Un outil de police administrative
Mais le dispositif ne s’inscrit pas seulement dans le cadre des enquêtes judiciaires. Il déborde aussi dans l’univers administratif. La CNIL donne quelques scénarios : « le traitement TPJ pourra être consulté dans le cadre des enquêtes administratives préalables à une décision de recrutement, d'autorisation, d'agrément ou d'habilitation concernant certains emplois, à l'occasion de l'instruction des demandes d'acquisition de la nationalité française et de délivrance de titres de séjour ou lors de missions ou interventions des forces de l'ordre comportant un risque d'atteinte à l'ordre public ou à la sécurité des personnes ou des biens ».Relativisons cependant : lors de l’exploitation de ce fichier à des fins administratives, l’accès est limité à la seule connaissance de l'identité, l'adresse et la profession des personnes à l'encontre desquelles il existe des indices graves ou concordants de participation à une infraction. Pas au-delà… Néanmoins, l’extension est suffisamment vaste pour inquiéter la CNIL : « il convient de proscrire tout systématisme quant à cette utilisation administrative des fichiers d'antécédents dès lors que la disposition légale précitée prévoit leur consultation ‘dans la stricte mesure exigée par la protection de la sécurité des personnes et la défense des intérêts, fondamentaux de la nation’ ». Pour la Commission, avec un tel outil administratif, il y a bien des « risques graves d'exclusion sociale et d'atteinte aux libertés individuelles ». Selon la loi, rappelle-t-elle, « la seule inscription dans un fichier d'antécédents ne saurait suffire à fonder une décision administrative ». Bien évidemment rien n’interdit à ce que cette inscription soit déterminante dans un refus d'embauche...

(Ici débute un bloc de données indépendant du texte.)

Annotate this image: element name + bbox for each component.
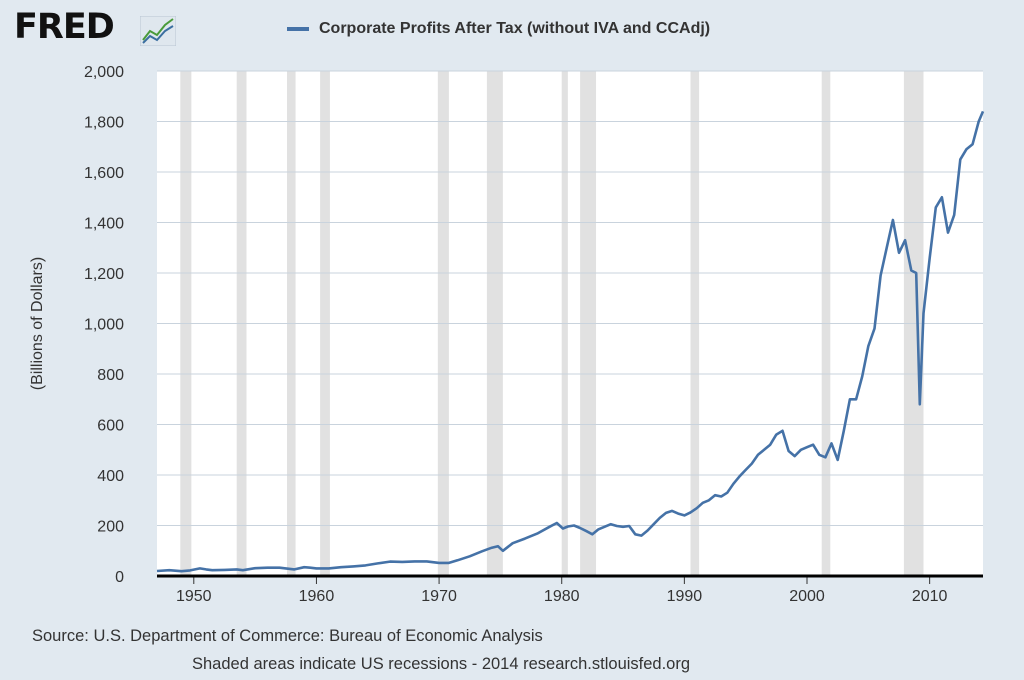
- y-tick-label: 800: [97, 367, 124, 384]
- y-axis-label: (Billions of Dollars): [29, 257, 46, 390]
- legend-series-label: Corporate Profits After Tax (without IVA…: [319, 20, 711, 37]
- fred-logo: FRED: [14, 7, 115, 47]
- y-tick-label: 1,800: [84, 115, 124, 132]
- y-tick-label: 600: [97, 418, 124, 435]
- y-tick-label: 1,200: [84, 266, 124, 283]
- x-tick-label: 1950: [176, 588, 212, 605]
- chart-legend: Corporate Profits After Tax (without IVA…: [287, 20, 710, 38]
- legend-swatch: [287, 27, 309, 31]
- x-tick-label: 1990: [667, 588, 703, 605]
- y-tick-label: 400: [97, 468, 124, 485]
- fred-graph-icon: [140, 16, 176, 46]
- recession-note: Shaded areas indicate US recessions - 20…: [192, 655, 691, 673]
- series-line: [156, 110, 985, 573]
- x-tick-label: 2010: [912, 588, 948, 605]
- y-tick-label: 0: [115, 569, 124, 586]
- source-note: Source: U.S. Department of Commerce: Bur…: [32, 627, 543, 645]
- x-tick-label: 1960: [299, 588, 335, 605]
- y-tick-label: 1,000: [84, 317, 124, 334]
- chart-area: 0 200 400 600 800 1,000 1,200 1,400 1,600 1,800 2,…: [29, 64, 985, 605]
- y-tick-label: 200: [97, 519, 124, 536]
- y-tick-label: 1,600: [84, 165, 124, 182]
- y-tick-label: 1,400: [84, 216, 124, 233]
- x-tick-label: 1980: [544, 588, 580, 605]
- y-tick-label: 2,000: [84, 64, 124, 81]
- x-tick-label: 1970: [421, 588, 457, 605]
- x-tick-label: 2000: [789, 588, 825, 605]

On peut craindre d’ailleurs des inexactitudes dans ces fichiers. On imagine sans mal les conséquences sociales des faux positifs pour celui qui voudrait tenter sa chance pour un recrutement ou pour réclamer des papiers… La CNIL liste cependant plusieurs mesures prises pour réduire ces inexactitudes qui ont entâché le fichier STIC (système de traitement des infractions constatées) suite à des défauts de mise à jour notamment. Les futures analyses de ces traitements confirmeront ces éléments rassurants... ou les détruiront.
Notons pour finir qu'au même J.O., un autre avis a été publié par la CNIL. Il vise le projet de décret visant une disposition de la loi LOPPSI 2. Elle adresse plusieurs critiques. Nous y reviendrons prochainement.